Along with the launch of MI100, AMD announced that its ROCm developer software now has an open-source compiler that can support OpenMP 5.0 and HIP. The software can now also deliver faster performance for applications running PyTorch and Tensorflow frameworks.
Intel, on the other hand, plans to release an HPC-focused GPU, code-named Ponte Vecchio, in late 2021 or early 2022 as part of a broader rollout of discrete GPUs for different markets. That GPU is set to be used by the U.S. Department of Energy’s other exascale supercomputer, Aurora.
In Intel’s move to a heterogeneous compute portfolio that includes GPUs, the company last week announced its first discrete GPU for servers, the Intel Server GPU, which is based on the company’s Xe low-power microarchitecture that also powers Intel graphics for laptops and is meant for Android cloud gaming and high-density media transcode workloads.
Alongside the new GPU, Intel said the gold version of its oneAPI toolkits will launch in December, which will make it easier for developers to optimize software for the company’s broader portfolio of CPUs, GPUs, FPGAs and other kinds of accelerators.
“Today is a key moment in our ambitious oneAPI and XPU journey. With the gold release of our oneAPI toolkits, we have extended the developer experience from familiar CPU programming libraries and tools to include our vector-matrix-spatial architectures,” said Raja Koduri, who is senior vice president, chief architect and general manager of Intel’s Architecture, Graphics and Software group.
But Nvidia isn’t slowing down by any means. The company made its own announcement Monday, revealing the new A100 80GB GPU, which doubles the high-bandwidth memory capacity of the original A100 SXM GPU that launched earlier this year.
“When you combine the world‘s fastest GPU with the world’s highest memory bandwidth and all the optimizations in our software platform, the results are dramatic performance and efficiency gains,” said Paresh Khaya, , senior director of product management for accelerated computing at Nvidia.

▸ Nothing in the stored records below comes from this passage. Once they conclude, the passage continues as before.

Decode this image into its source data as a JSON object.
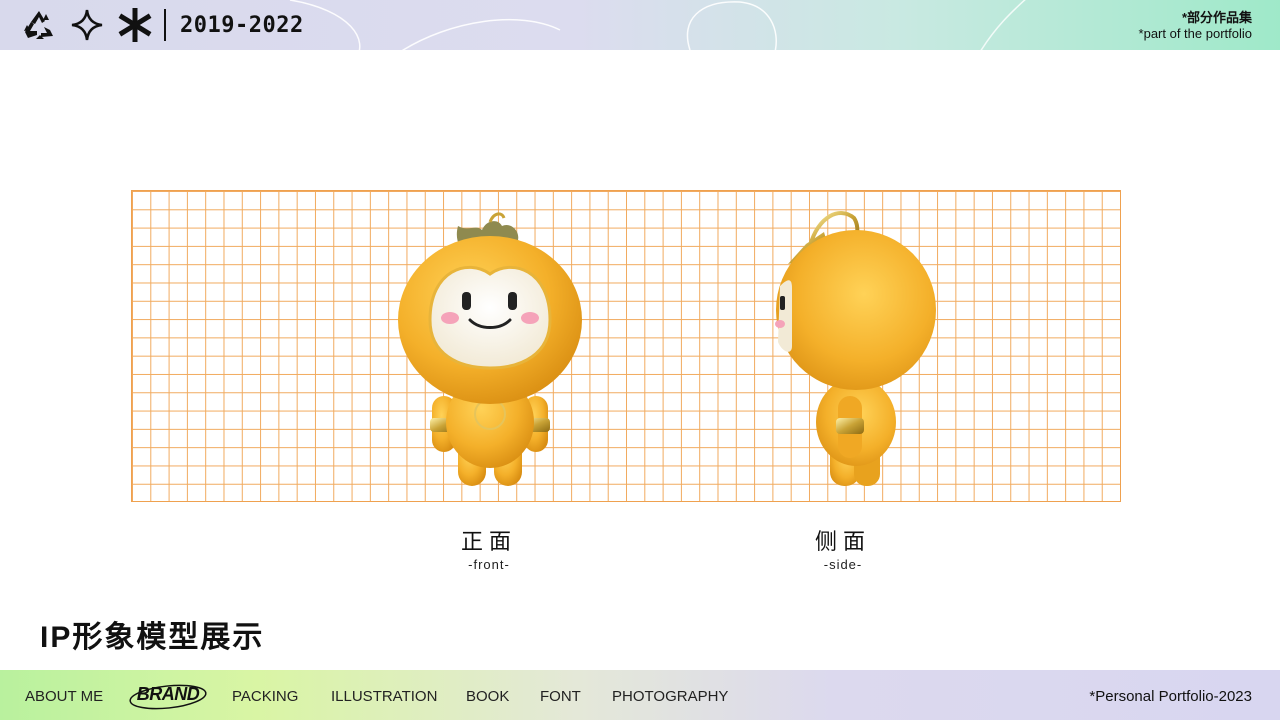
{
  "header": {
    "icons": [
      "recycle-icon",
      "four-point-star-icon",
      "asterisk-icon"
    ],
    "years": "2019-2022",
    "right_cn": "*部分作品集",
    "right_en": "*part of the portfolio"
  },
  "views": [
    {
      "cn": "正面",
      "en": "-front-"
    },
    {
      "cn": "侧面",
      "en": "-side-"
    }
  ],
  "section_title": "IP形象模型展示",
  "nav": {
    "items": [
      "ABOUT ME",
      "BRAND",
      "PACKING",
      "ILLUSTRATION",
      "BOOK",
      "FONT",
      "PHOTOGRAPHY"
    ],
    "active": "BRAND"
  },
  "footer_right": "*Personal Portfolio-2023",
  "colors": {
    "grid_line": "#efa14f",
    "mascot_body": "#f6b52c",
    "leaf": "#8f8a4f"
  }
}
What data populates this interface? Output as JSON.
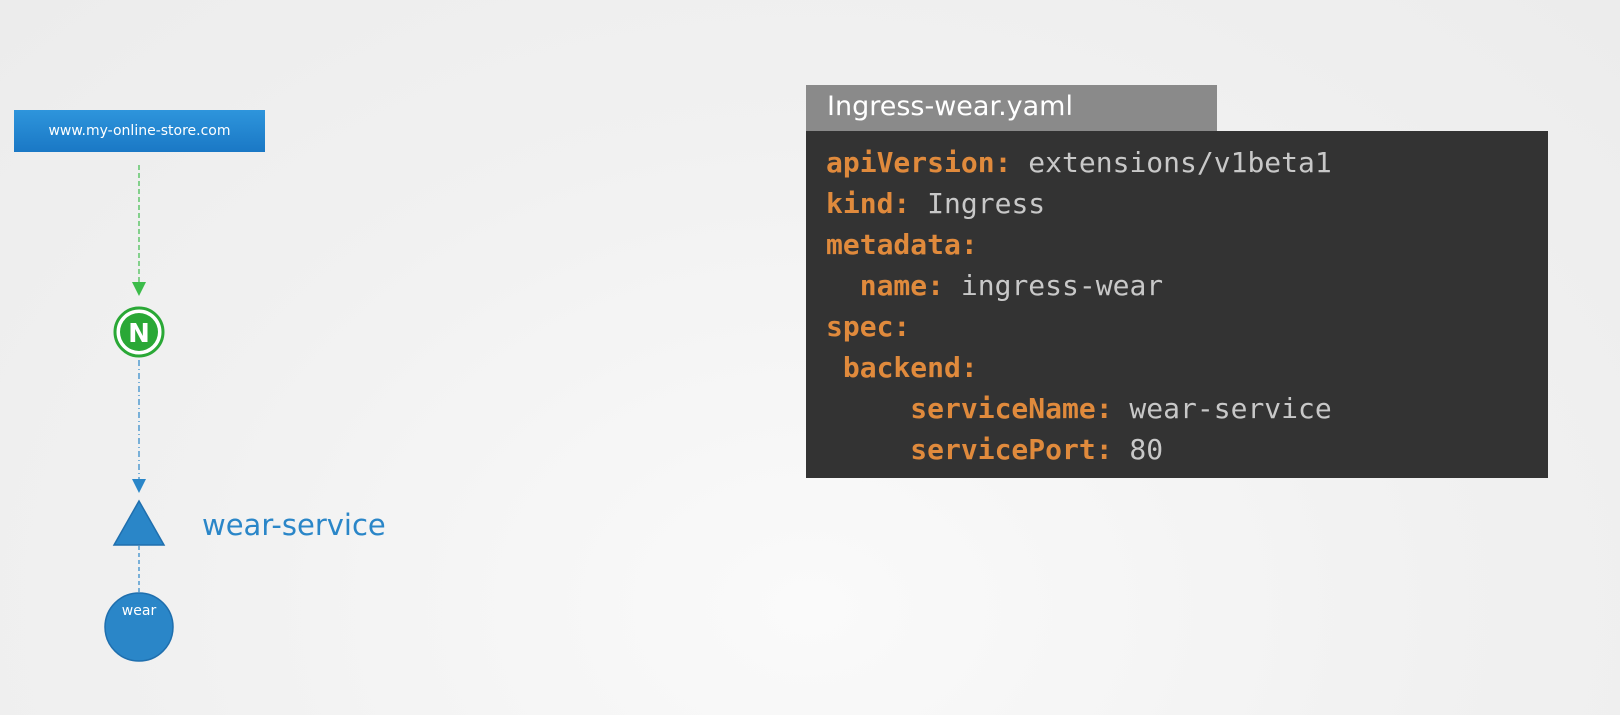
{
  "diagram": {
    "host_label": "www.my-online-store.com",
    "controller_icon": "nginx-icon",
    "controller_letter": "N",
    "service_label": "wear-service",
    "pod_label": "wear",
    "colors": {
      "host_box": "#1f80cc",
      "controller_arrow": "#3cbc4a",
      "controller_fill": "#2aa836",
      "service_blue": "#2a86c8",
      "pod_fill": "#2a86c8"
    }
  },
  "yaml_file": {
    "filename": "Ingress-wear.yaml",
    "lines": [
      {
        "key": "apiVersion:",
        "value": " extensions/v1beta1"
      },
      {
        "key": "kind:",
        "value": " Ingress"
      },
      {
        "key": "metadata:",
        "value": ""
      },
      {
        "key": "  name:",
        "value": " ingress-wear"
      },
      {
        "key": "spec:",
        "value": ""
      },
      {
        "key": " backend:",
        "value": ""
      },
      {
        "key": "     serviceName:",
        "value": " wear-service"
      },
      {
        "key": "     servicePort:",
        "value": " 80"
      }
    ],
    "colors": {
      "key": "#e08a3c",
      "value": "#c8c8c8",
      "background": "#333333",
      "tab": "#8a8a8a"
    }
  }
}
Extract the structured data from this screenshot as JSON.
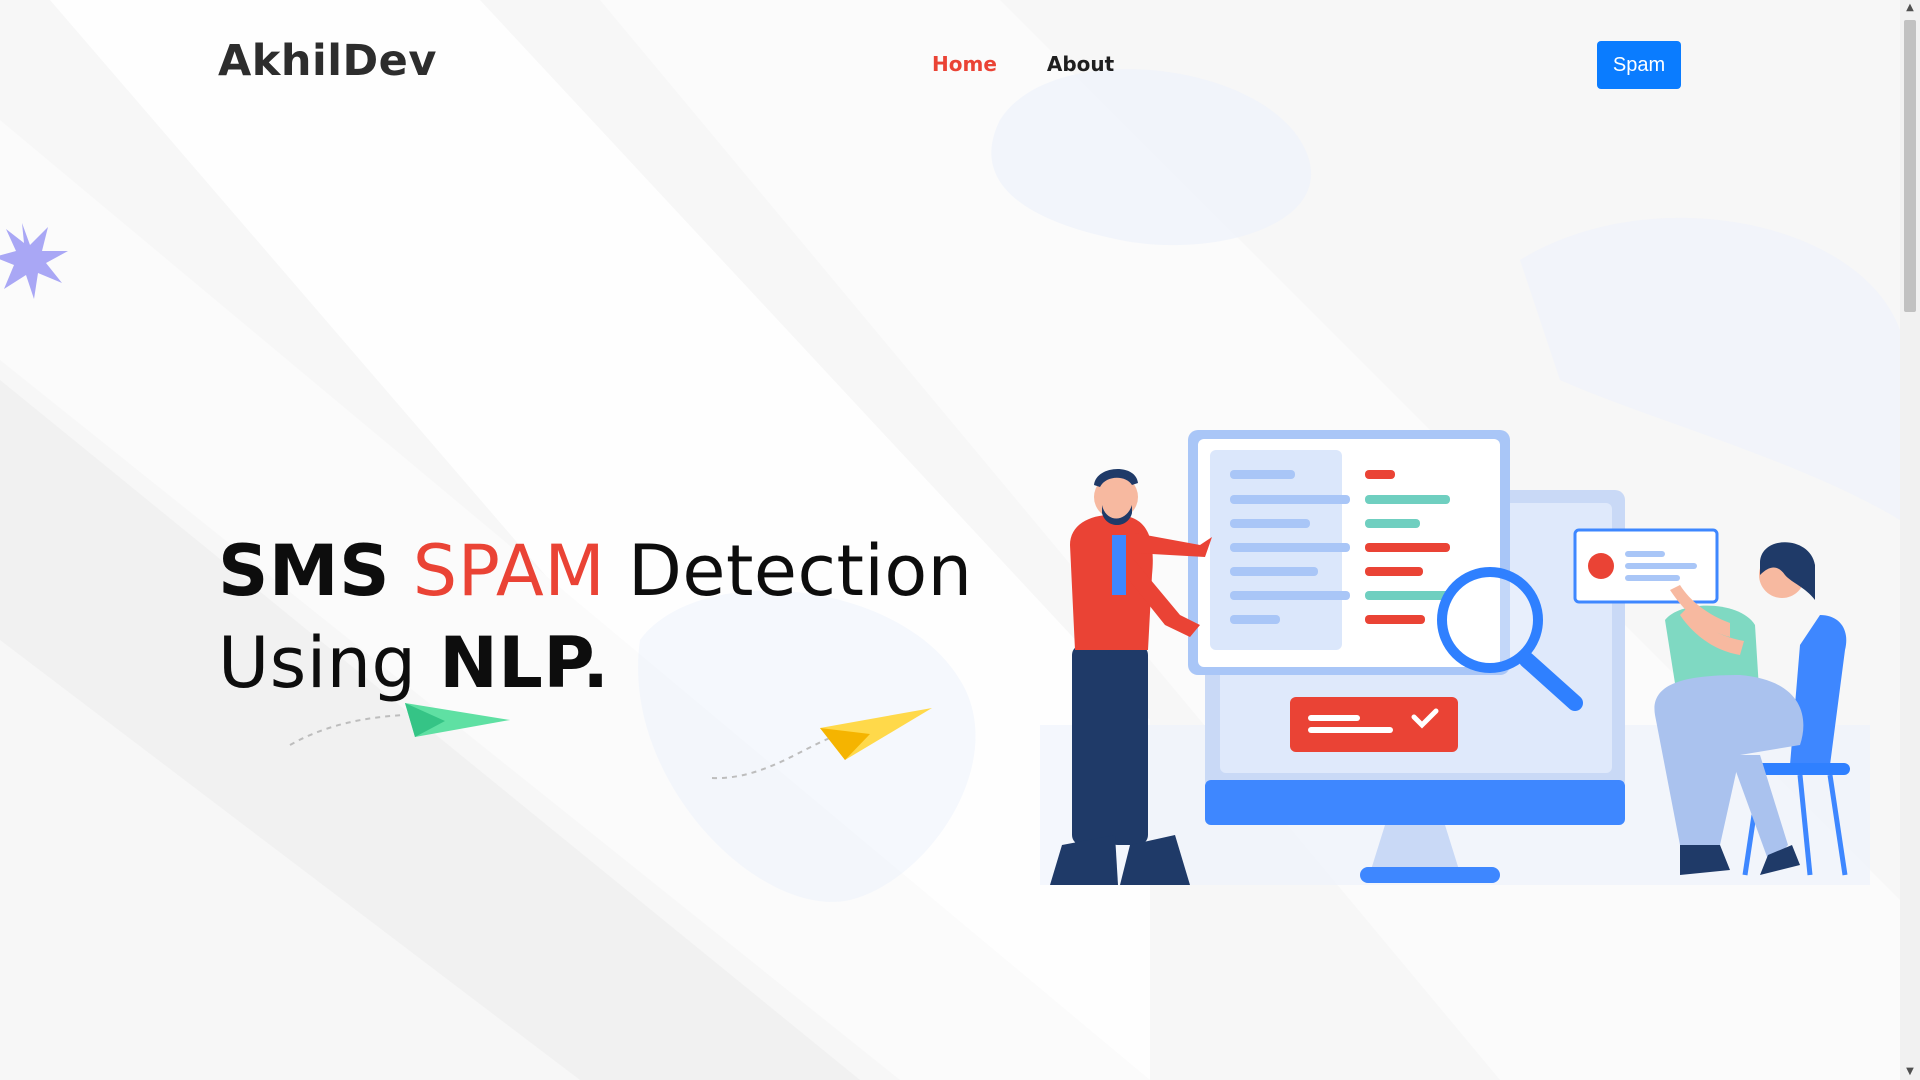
{
  "header": {
    "logo": "AkhilDev",
    "nav": [
      {
        "label": "Home",
        "active": true
      },
      {
        "label": "About",
        "active": false
      }
    ],
    "cta_label": "Spam"
  },
  "hero": {
    "word1": "SMS",
    "word2": "SPAM",
    "word3": "Detection",
    "word4": "Using",
    "word5": "NLP."
  },
  "colors": {
    "accent": "#ea4335",
    "button": "#0a7cff",
    "text": "#0d0d0d"
  },
  "icons": [
    "starburst-decoration",
    "paper-plane-green",
    "paper-plane-yellow",
    "spam-detection-illustration"
  ]
}
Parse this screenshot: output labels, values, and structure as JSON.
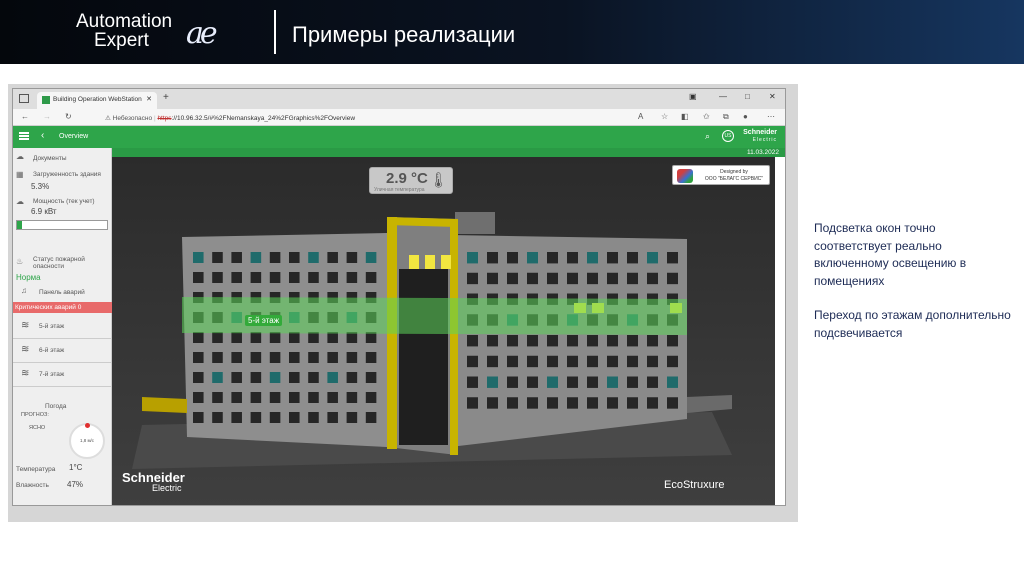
{
  "slide": {
    "logo_line1": "Automation",
    "logo_line2": "Expert",
    "logo_mark": "ae",
    "title": "Примеры реализации"
  },
  "browser": {
    "tab_title": "Building Operation WebStation",
    "tab_close": "✕",
    "new_tab": "+",
    "url_warning": "Небезопасно",
    "url_scheme": "https",
    "url_rest": "://10.96.32.5/#%2FNemanskaya_24%2FGraphics%2FOverview"
  },
  "app": {
    "overview_label": "Overview",
    "user_initials": "US",
    "brand_name": "Schneider",
    "brand_sub": "Electric",
    "date": "11.03.2022"
  },
  "sidebar": {
    "documents": "Документы",
    "load_label": "Загруженность здания",
    "load_value": "5.3%",
    "load_fraction": 0.053,
    "power_label": "Мощность (тек учет)",
    "power_value": "6.9 кВт",
    "fire_label": "Статус пожарной опасности",
    "fire_value": "Норма",
    "alarm_panel": "Панель аварий",
    "critical_alarms": "Критических аварий",
    "critical_count": "0",
    "floors": [
      "5-й этаж",
      "6-й этаж",
      "7-й этаж"
    ],
    "weather_label": "Погода",
    "forecast_label": "ПРОГНОЗ:",
    "forecast_value": "ЯСНО",
    "gauge_text": "1,8 м/с",
    "temp_label": "Температура",
    "temp_value": "1°C",
    "humidity_label": "Влажность",
    "humidity_value": "47%"
  },
  "viewer": {
    "outdoor_temp": "2.9 °C",
    "outdoor_temp_label": "Уличная температура",
    "designed_by": "Designed by",
    "designer": "ООО \"БЕЛАГС СЕРВИС\"",
    "floor_tag": "5-й этаж",
    "se_watermark": "Schneider",
    "se_watermark_sub": "Electric",
    "ecostruxure": "EcoStruxure"
  },
  "notes": {
    "p1": "Подсветка окон точно соответствует реально включенному освещению в помещениях",
    "p2": "Переход по этажам дополнительно подсвечивается"
  },
  "colors": {
    "app_green": "#2ea54a",
    "alarm_red": "#e86a6a",
    "note_text": "#1d2b55",
    "highlight_band": "#5dd65a",
    "lit_window": "#f2e640",
    "accent_yellow": "#c8b400"
  }
}
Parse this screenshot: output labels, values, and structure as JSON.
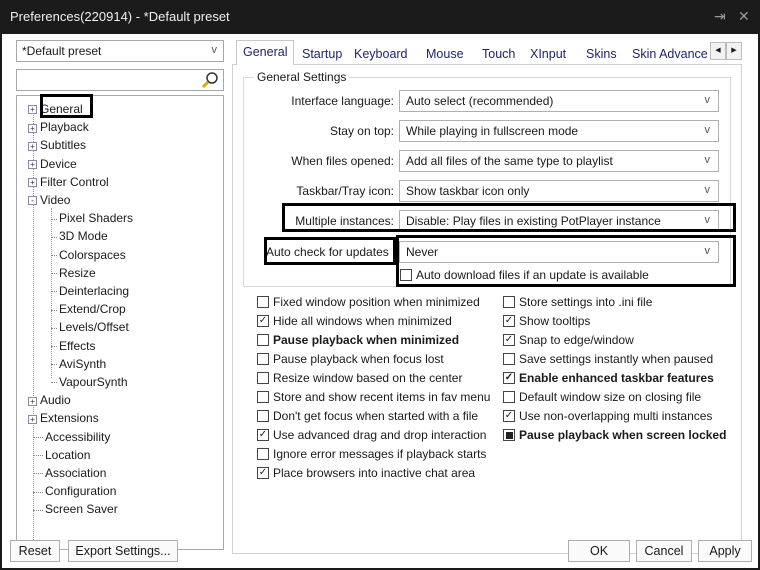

Alexey Stolyar, CTO of International Computer Concepts, a Northbrook, Ill.-based system builder, said his HPC customers care about the number of “flops,” or floating operations per seconds, GPUs can provide, which is important because CPUs alone cannot provide that level of performance.
For instance, he said, he is working with a customer that needs to reach 400 teraflops.
“That number is kind of hard to reach with CPUs, you really need that GPU horsepower to get there,” Stolyar said.
While Nvidia has dominated customer conversations and deployments to date for GPU-accelerated servers, Stolyar said he sees some pockets of interest for AMD’s offerings.
But for greater adoption of new GPUs from Intel and AMD to happen, he added, both companies need to ensure their respective tool sets can compete with Nvidia’s CUDA platform.
“If performance is great and the numbers are great, it’s going to be interesting to see how they do the tool sets,” he said.